Acórdão do Tribunal da Relação de Guimarães
Processo:
1558/03-2
Relator: ANTÓNIO GONÇALVES
Descritores: APREENSÃO
Nº do Documento: RG
Data do Acordão: 10/01/2003
Votação: UNANIMIDADE
Texto Integral: S
Privacidade: 1
Meio Processual: AGRAVO
Decisão: NEGADO PROVIMENTO
Sumário: 1. Uma vez declarada a falência, imediatamente se proceda à apreensão dos elementos de contabilidade e de todos os bens susceptíveis de penhora, ainda que arrestados, penhorados ou por qualquer forma apreendidos ou detidos... (artigo 175.º n. º 1 do CPEREF).
2. Deste modo, seja qual for a situação jurídico-processual em que se encontrem - salvo se estiverem apreendidos por virtude de infracção de carácter criminal ou de mera ordenação social (parte final do n.º 1 do artigo 175.º do CPEREF) - todos os bens que possam ser penhorados nos termos do disposto no art.º 821.º e seguintes do C.P.Civil, são imediatamente apreendidos para a massa.
3. O imóvel pertença da sociedade falida e gratuitamente usufruído pelos sócios-gerentes apenas enquanto eles tivessem a qualidade de sócios da sociedade, com a sua falência os recorrentes ficaram inibidos para o exercício do comércio e, por isso, deixou de ter fundamento o gozo da habitação que com base na deliberação tomada pelos sócios em 15 de Junho de 1991 dela faziam.
4. Terão, assim, os sócios-gerentes da sociedade declarada falida de fazer entrega ao Sr. Liquidatário Judicial do imóvel que de forma intitulada detêm, a fim de ser apreendida nos termos das suas atribuições que legalmente lhe são impostas.

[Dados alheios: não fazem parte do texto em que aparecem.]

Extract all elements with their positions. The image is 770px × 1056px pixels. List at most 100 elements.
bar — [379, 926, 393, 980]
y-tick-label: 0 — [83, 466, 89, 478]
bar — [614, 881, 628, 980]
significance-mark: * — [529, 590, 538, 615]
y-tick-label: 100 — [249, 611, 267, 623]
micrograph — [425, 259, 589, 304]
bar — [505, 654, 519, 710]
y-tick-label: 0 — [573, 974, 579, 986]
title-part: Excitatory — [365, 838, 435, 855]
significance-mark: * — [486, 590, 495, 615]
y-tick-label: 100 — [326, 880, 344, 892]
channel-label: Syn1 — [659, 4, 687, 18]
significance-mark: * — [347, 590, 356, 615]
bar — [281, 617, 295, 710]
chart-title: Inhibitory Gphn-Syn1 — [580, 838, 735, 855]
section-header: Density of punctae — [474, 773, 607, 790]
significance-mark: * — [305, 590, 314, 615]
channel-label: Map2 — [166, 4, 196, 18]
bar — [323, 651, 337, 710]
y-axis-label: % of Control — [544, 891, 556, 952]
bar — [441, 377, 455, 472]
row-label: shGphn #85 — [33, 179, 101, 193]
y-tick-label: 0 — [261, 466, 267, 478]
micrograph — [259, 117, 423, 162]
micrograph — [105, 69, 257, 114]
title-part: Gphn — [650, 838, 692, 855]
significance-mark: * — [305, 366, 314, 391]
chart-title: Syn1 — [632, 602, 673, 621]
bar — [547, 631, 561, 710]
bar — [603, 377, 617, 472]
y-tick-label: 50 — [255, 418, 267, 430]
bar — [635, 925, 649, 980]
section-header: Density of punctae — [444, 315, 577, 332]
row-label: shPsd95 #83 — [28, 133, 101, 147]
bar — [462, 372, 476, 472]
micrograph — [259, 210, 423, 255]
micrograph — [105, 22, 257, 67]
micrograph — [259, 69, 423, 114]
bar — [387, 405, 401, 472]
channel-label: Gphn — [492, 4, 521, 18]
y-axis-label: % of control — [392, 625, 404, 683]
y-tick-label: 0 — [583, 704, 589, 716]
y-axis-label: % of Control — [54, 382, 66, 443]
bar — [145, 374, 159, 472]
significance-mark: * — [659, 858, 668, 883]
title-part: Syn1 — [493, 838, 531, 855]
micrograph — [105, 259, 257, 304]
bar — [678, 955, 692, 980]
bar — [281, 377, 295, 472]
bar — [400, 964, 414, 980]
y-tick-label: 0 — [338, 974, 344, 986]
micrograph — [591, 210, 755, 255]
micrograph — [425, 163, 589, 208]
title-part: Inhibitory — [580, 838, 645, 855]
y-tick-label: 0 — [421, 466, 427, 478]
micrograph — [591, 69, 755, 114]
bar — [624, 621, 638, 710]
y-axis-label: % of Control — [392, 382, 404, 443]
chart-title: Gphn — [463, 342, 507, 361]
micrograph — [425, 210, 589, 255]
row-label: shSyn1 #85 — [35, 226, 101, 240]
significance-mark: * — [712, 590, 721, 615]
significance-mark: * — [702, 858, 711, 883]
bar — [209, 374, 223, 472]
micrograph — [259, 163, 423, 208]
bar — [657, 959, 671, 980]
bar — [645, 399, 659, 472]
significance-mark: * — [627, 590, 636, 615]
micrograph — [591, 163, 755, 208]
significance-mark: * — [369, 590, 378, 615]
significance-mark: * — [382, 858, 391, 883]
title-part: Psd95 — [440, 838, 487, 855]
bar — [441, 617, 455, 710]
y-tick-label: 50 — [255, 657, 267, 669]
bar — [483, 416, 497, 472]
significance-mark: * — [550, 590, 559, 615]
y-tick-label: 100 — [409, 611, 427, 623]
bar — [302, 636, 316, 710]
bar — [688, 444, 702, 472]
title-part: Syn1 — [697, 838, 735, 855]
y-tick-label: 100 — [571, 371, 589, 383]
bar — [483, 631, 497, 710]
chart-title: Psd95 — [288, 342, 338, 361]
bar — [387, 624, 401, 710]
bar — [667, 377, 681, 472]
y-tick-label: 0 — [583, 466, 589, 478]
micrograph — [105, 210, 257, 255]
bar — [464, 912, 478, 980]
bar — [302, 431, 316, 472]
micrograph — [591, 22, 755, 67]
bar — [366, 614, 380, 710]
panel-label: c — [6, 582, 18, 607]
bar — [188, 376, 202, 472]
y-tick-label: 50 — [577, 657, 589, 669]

Decisão Texto Integral: ACORDAM NO TRIBUNAL DA RELAÇÃO DE GUIMARÃES:
Da decisão proferida no processo de Falência n.º 792/2001 e a correr seus termos no T. J. da comarca de Caminha - no qual foi declarada falida a "A" - que ordenou a entrega por Domingos ..., Camilo ..., Maria ... e demais ocupantes dos apartamentos destinados a residência no segundo andar do edifício sito no lugar do Corgo, Vilarelho, ..., pertença da Massa Falida da "A", ao Sr. Liquidatário Judicial, fixando para o efeito o prazo de trinta dias, recorreram aqueles detentores do referido imóvel que alegaram e concluíram do modo seguinte:
A - Os apartamentos destinados a residência, que foram objecto do douto despacho recorrido, foram atribuídos aos sócios gerentes da "A" em Assembleia Geral Extraordinária, conforme acta n.° 33, do livro de actas da sociedade.

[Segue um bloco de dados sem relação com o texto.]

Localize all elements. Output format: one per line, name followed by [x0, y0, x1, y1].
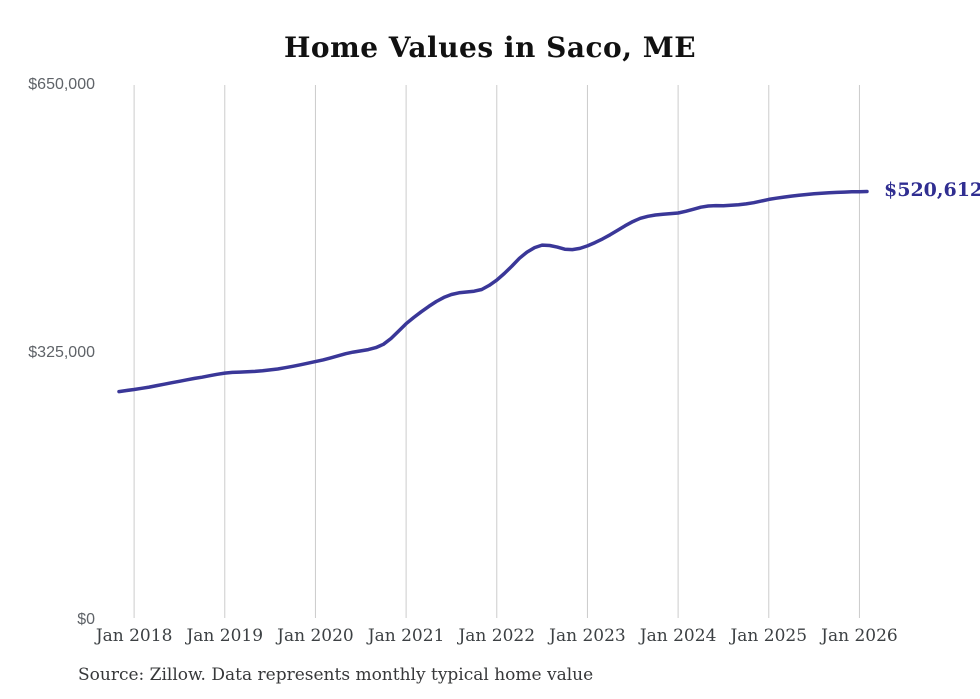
x-axis-tick-label: Jan 2025 — [730, 626, 808, 646]
y-axis-tick-label: $650,000 — [28, 76, 95, 93]
source-note: Source: Zillow. Data represents monthly … — [78, 665, 594, 685]
x-axis-tick-label: Jan 2023 — [549, 626, 626, 646]
x-axis-tick-label: Jan 2024 — [639, 626, 717, 646]
x-axis-tick-label: Jan 2020 — [277, 626, 354, 646]
y-axis-tick-label: $325,000 — [28, 343, 95, 361]
x-axis-tick-label: Jan 2018 — [95, 626, 173, 646]
x-axis-tick-label: Jan 2022 — [458, 626, 536, 646]
chart-title: Home Values in Saco, ME — [283, 31, 697, 64]
home-value-line — [117, 189, 869, 394]
end-value-label: $520,612 — [884, 179, 980, 202]
y-axis-tick-label: $0 — [77, 611, 95, 628]
x-axis-tick-label: Jan 2021 — [367, 626, 445, 646]
x-axis-tick-label: Jan 2026 — [821, 626, 898, 646]
x-axis-labels: Jan 2018 Jan 2019 Jan 2020 Jan 2021 Jan 2022… — [0, 626, 980, 650]
x-axis-tick-label: Jan 2019 — [186, 626, 264, 646]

B - Os sócios gerentes da "A", não têm outra qualquer habitação onde possam residir, todos os seus bens pessoais foram arrematados em praça publica, não tendo disponibilidade financeira para procederem à aquisição de uma morada ou até pagarem uma renda.
C - Domingos ..., de 87 anos, encontra-se totalmente paralisado e habita, também, nos dois apartamentos, não tendo outro lugar para habitar.

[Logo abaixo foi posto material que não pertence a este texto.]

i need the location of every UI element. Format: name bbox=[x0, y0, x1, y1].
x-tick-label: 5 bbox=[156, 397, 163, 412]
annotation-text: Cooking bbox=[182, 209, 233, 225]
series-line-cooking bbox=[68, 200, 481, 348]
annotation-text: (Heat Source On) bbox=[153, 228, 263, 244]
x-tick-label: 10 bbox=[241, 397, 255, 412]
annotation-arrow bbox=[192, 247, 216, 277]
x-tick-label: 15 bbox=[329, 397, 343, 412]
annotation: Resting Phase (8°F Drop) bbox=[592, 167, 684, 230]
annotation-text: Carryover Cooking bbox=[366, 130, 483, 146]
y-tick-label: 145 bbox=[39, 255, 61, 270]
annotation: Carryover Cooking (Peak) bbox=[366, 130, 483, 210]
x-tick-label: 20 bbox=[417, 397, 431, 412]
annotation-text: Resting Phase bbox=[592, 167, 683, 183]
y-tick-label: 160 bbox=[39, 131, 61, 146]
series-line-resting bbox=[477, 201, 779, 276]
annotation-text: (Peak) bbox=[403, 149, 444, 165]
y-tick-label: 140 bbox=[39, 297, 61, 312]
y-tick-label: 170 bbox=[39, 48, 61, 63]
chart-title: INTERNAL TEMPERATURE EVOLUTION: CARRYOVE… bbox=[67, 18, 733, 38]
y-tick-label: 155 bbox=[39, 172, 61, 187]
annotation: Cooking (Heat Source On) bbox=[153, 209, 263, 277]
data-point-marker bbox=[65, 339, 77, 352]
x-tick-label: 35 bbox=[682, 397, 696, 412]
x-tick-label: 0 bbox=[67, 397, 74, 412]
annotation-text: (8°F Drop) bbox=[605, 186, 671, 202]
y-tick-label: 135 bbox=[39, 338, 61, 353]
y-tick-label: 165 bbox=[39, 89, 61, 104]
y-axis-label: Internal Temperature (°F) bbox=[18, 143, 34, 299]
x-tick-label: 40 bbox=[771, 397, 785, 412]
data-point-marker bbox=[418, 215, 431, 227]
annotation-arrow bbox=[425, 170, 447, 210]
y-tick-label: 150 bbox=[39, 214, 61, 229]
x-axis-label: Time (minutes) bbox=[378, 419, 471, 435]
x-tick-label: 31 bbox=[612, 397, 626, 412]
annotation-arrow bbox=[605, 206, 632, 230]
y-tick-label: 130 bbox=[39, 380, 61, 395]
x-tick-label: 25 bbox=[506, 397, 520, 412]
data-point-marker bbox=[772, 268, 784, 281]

D - O direito de habitação foi obtido de forma legal, por contrato.
E - O douto despacho recorrido, não declara a extinção, ou nulidade do direito de uso e habitação que foi atribuído contratualmente aos sócios gerentes.
F - Previamente a ter-se ordenado a entrega deveria ter sido instaurada uma acção judicial pelo Sr. Liquidatário Judicial no sentido de se declarar extinto o contrato de uso e habitação, e só depois é que poderia ser ordenada a entrega em fase executiva.
G - Não foi dada aos recorrentes, possibilidade de reclamarem benfeitorias efectuadas nos locais onde exercem o direito de habitação.
H - Não existe qualquer sentença, ou despacho, a declarar a extinção do direito conferido aos recorrentes.
I - O requerimento, constante de fls. 1003, passou a seguir a tramitação de um simples requerimento dirigido ao Meritíssimo Juiz a quo, sem que contudo tivesse sido peticionada a invalidade ou extinção do contrato de uso e habitação.
J - Não se pode inferir da sentença que declarou a falência, que automaticamente se considera extinta a deliberação de que resultou a atribuição do direito de uso e habitação aos recorrentes pois esta não o declara expressa ou implicitamente.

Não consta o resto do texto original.